Is your text file utf-8 compliant? That might or might not help.

Do you have Freetype as one of your delegates? This might be needed. I am not sure.

convert -list configure

see if freetype is listed in the line DELEGATES.


Also what font are you using in your text file?


If you have an old version of IM, perhaps you need to upgrade as there have been fixes made to text processing in a number of releases

Re: Quotation marks being rendered as question marks

Posted: 2010-08-08T19:27:32-07:00
by anthony
When ever I see lots of question marks, boxes, or empty spaces for specific characters rendered string, it means the FONT did not contain a symbol for that character.

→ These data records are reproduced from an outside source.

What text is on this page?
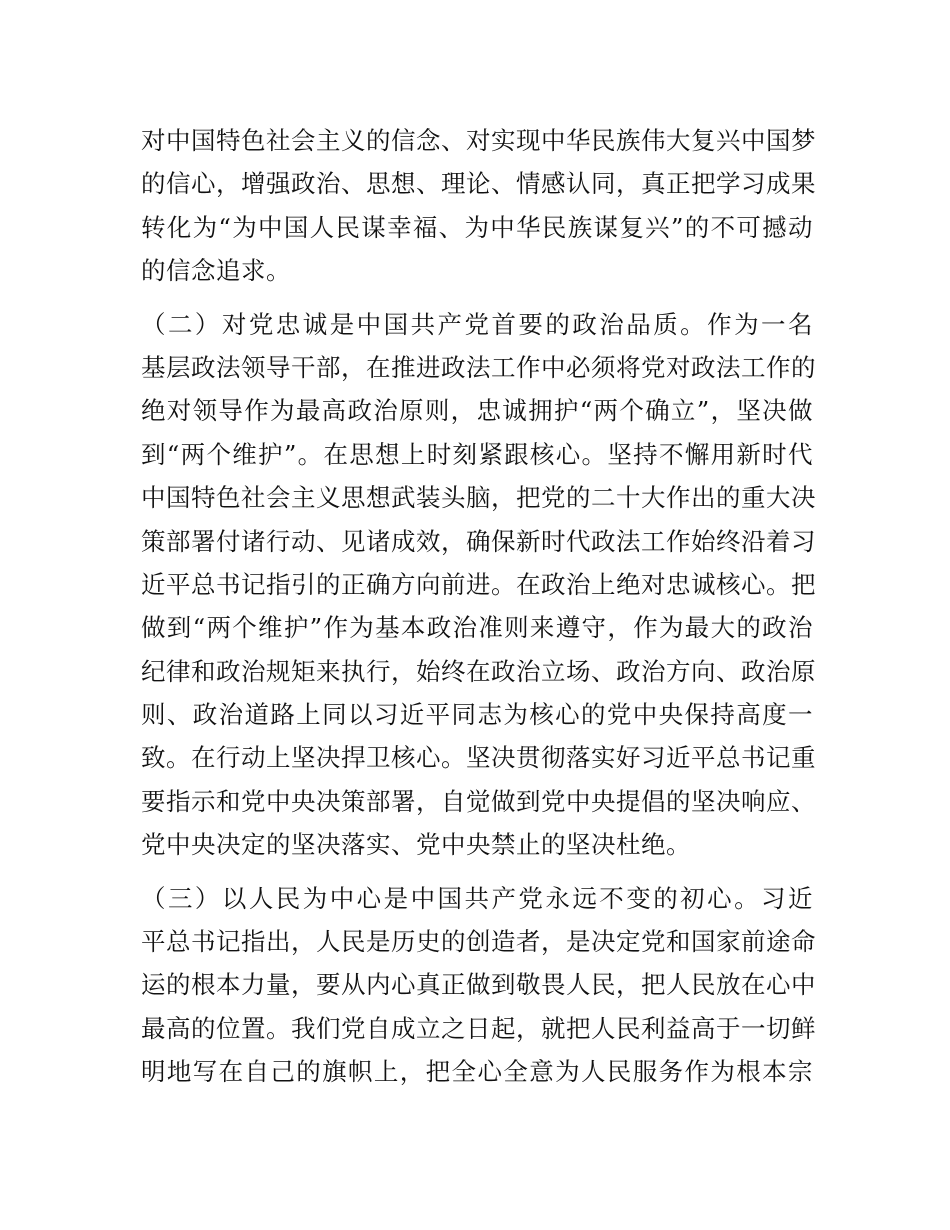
对中国特色社会主义的信念、对实现中华民族伟大复兴中国梦
的信心，增强政治、思想、理论、情感认同，真正把学习成果
转化为“为中国人民谋幸福、为中华民族谋复兴”的不可撼动
的信念追求。
（二）对党忠诚是中国共产党首要的政治品质。作为一名
基层政法领导干部，在推进政法工作中必须将党对政法工作的
绝对领导作为最高政治原则，忠诚拥护“两个确立”，坚决做
到“两个维护”。在思想上时刻紧跟核心。坚持不懈用新时代
中国特色社会主义思想武装头脑，把党的二十大作出的重大决
策部署付诸行动、见诸成效，确保新时代政法工作始终沿着习
近平总书记指引的正确方向前进。在政治上绝对忠诚核心。把
做到“两个维护”作为基本政治准则来遵守，作为最大的政治
纪律和政治规矩来执行，始终在政治立场、政治方向、政治原
则、政治道路上同以习近平同志为核心的党中央保持高度一
致。在行动上坚决捍卫核心。坚决贯彻落实好习近平总书记重
要指示和党中央决策部署，自觉做到党中央提倡的坚决响应、
党中央决定的坚决落实、党中央禁止的坚决杜绝。
（三）以人民为中心是中国共产党永远不变的初心。习近
平总书记指出，人民是历史的创造者，是决定党和国家前途命
运的根本力量，要从内心真正做到敬畏人民，把人民放在心中
最高的位置。我们党自成立之日起，就把人民利益高于一切鲜
明地写在自己的旗帜上，把全心全意为人民服务作为根本宗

This MOST OFTEN means you are using a UTF encoded string with a font that does not contain UFT characters. (few fonts contain ALL the UFT characters!) OR you used a special symbol or artistic font that contains even fewer characters than even the default ASCII set.

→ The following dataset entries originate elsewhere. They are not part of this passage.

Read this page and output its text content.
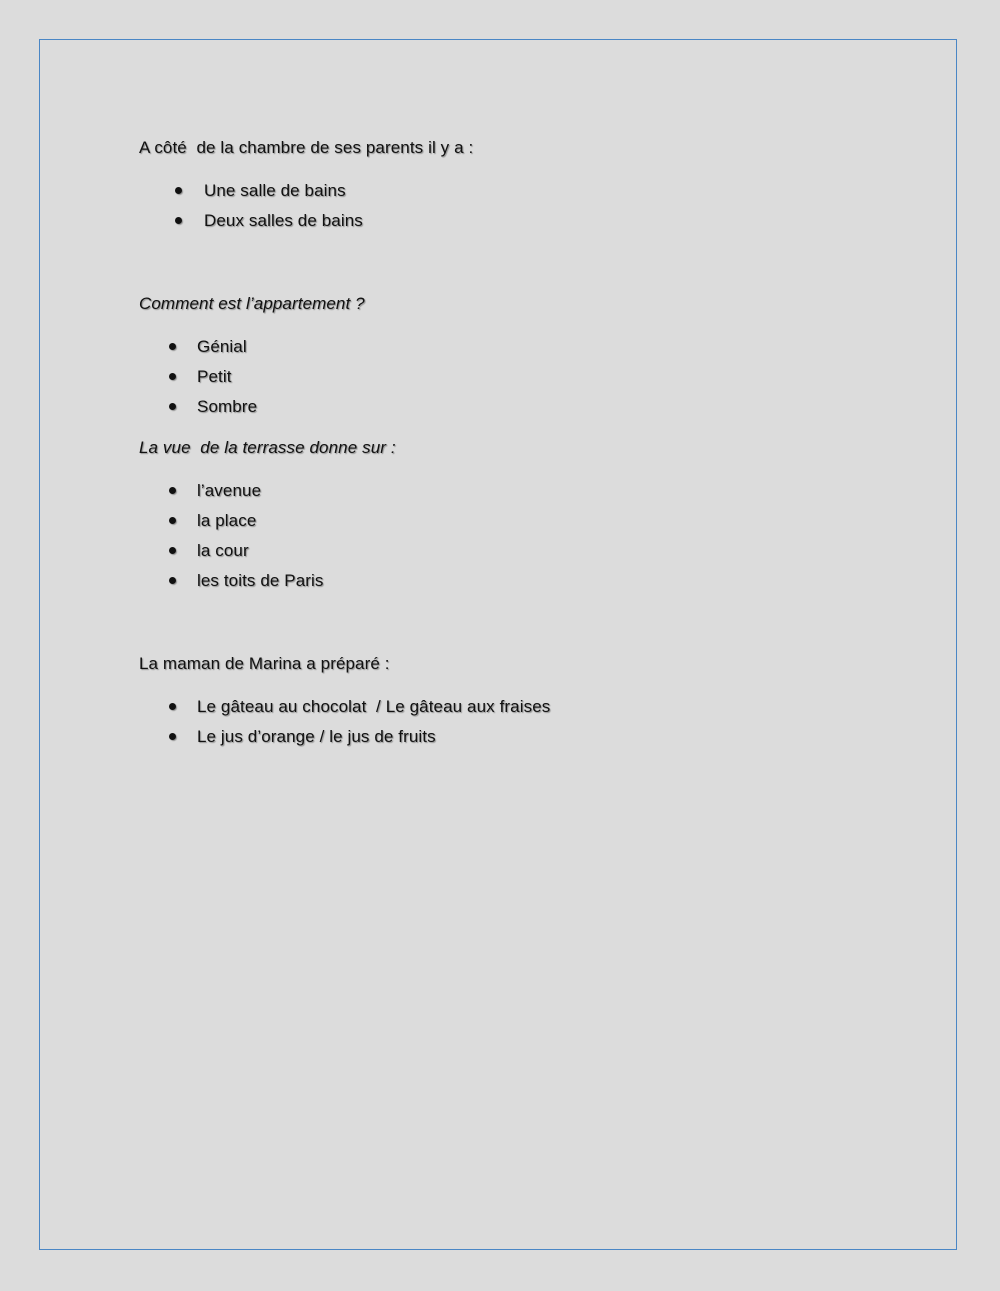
A côté  de la chambre de ses parents il y a :

Une salle de bains

Deux salles de bains

Comment est l’appartement ?

Génial

Petit

Sombre

La vue  de la terrasse donne sur :

l’avenue

la place

la cour

les toits de Paris

La maman de Marina a préparé :

Le gâteau au chocolat  / Le gâteau aux fraises

Le jus d’orange / le jus de fruits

In your case your string was probably generated either by Word, in which case quotes are probably word character codes, or is UTF special code likes 'open and close quotes' rather than the ascii quote charcater (use for both open and close).

Two solutions.
  • Use a UTF font (like Arial from Windows), or a special UTF font contains special symbols for math or dingbats such as Mincho (windows), DejaVu-Sans-Book (from DaJaVu Linux package), STIXGeneral (from Adobe Acro-reader package)
  • Convert your font to use only ASCII characters.
the later I do quite regularly for text files I download from the web. (most Browsers understand BOTH word and UTF character codes) using some conversion macros using perl filters from a VIM editor.

Code: Select all

:" Unicode Characters (General Punctuation)
:%!perl -pe "s/\xE2\x80[\x98\x99]/'/g"
:%!perl -pe 's/\xE2\x80[\x9C\x9d]/"/g'
:%!perl -pe "s/\xE2\x80[\x92-\x95\223]/ - /g"
:%!perl -pe "s/\xE2\x80[\xA5\xA6]/.../g"
:%!perl -pe "s/a\xC2\x80\xC2\x91/-/g"
:%!perl -pe "s/\xC3[\x80-\x85]|[\xC0-\xC5]/A/g"
:%!perl -pe "s/\xC3[\x88-\x8B]|[\xC8-\xCB]/E/g"
:%!perl -pe "s/\xC3[\x8C-\x8F]|[\xCC-\xCF]/I/g"
:%!perl -pe "s/\xC3[\x92-\x96]|[\xD2-\xD6]/O/g"
:%!perl -pe "s/\xC3[\x99-\x9C]|[\xD9-\xDC]/U/g"
:%!perl -pe "s/\xC3[\xA0-\xA5]|[\xE0-\xE5]/a/g"
:%!perl -pe "s/\xC3[\xA8-\xAB]|[\xE8-\xEB]/e/g"
:%!perl -pe "s/\xC3[\xAC-\xAF]|[\xEC-\xEF]/i/g"
:%!perl -pe "s/\xC3[\xB2-\xB6]|[\xF2-\xF6]/o/g"
:%!perl -pe "s/\xC3[\xB9-\xBC]|[\xFA-\xFC]/u/g"
:%!perl -pe "s/·/·/g"

Code: Select all

:" Word Text File Specials
:%!tr '\021\022\023\024' \'\'\"\"
:%!tr '\221\222\223\224\226\227\213' \'\'\"\"-
:%!tr '\240' '\040'
:%!perl -pe 's/\x85/... /g'
:%s/[ɼ]/.../g
The VIM codes :% at the start of the lines means 'filter file through this command'
the :" means comment ignore.

For example octal character code \023 is word open quotes do I replace it with regular quotes "
while the hexadecimal code \x85 is the 'ellipses' or ... character, so I replace the one character code it with 4 characters.

There are probably other text conversion methods (let me know if anyone has some) , but the above has generally (95% of the time) been enough to handle most character coding problems. At least for the text files I have been dealing with.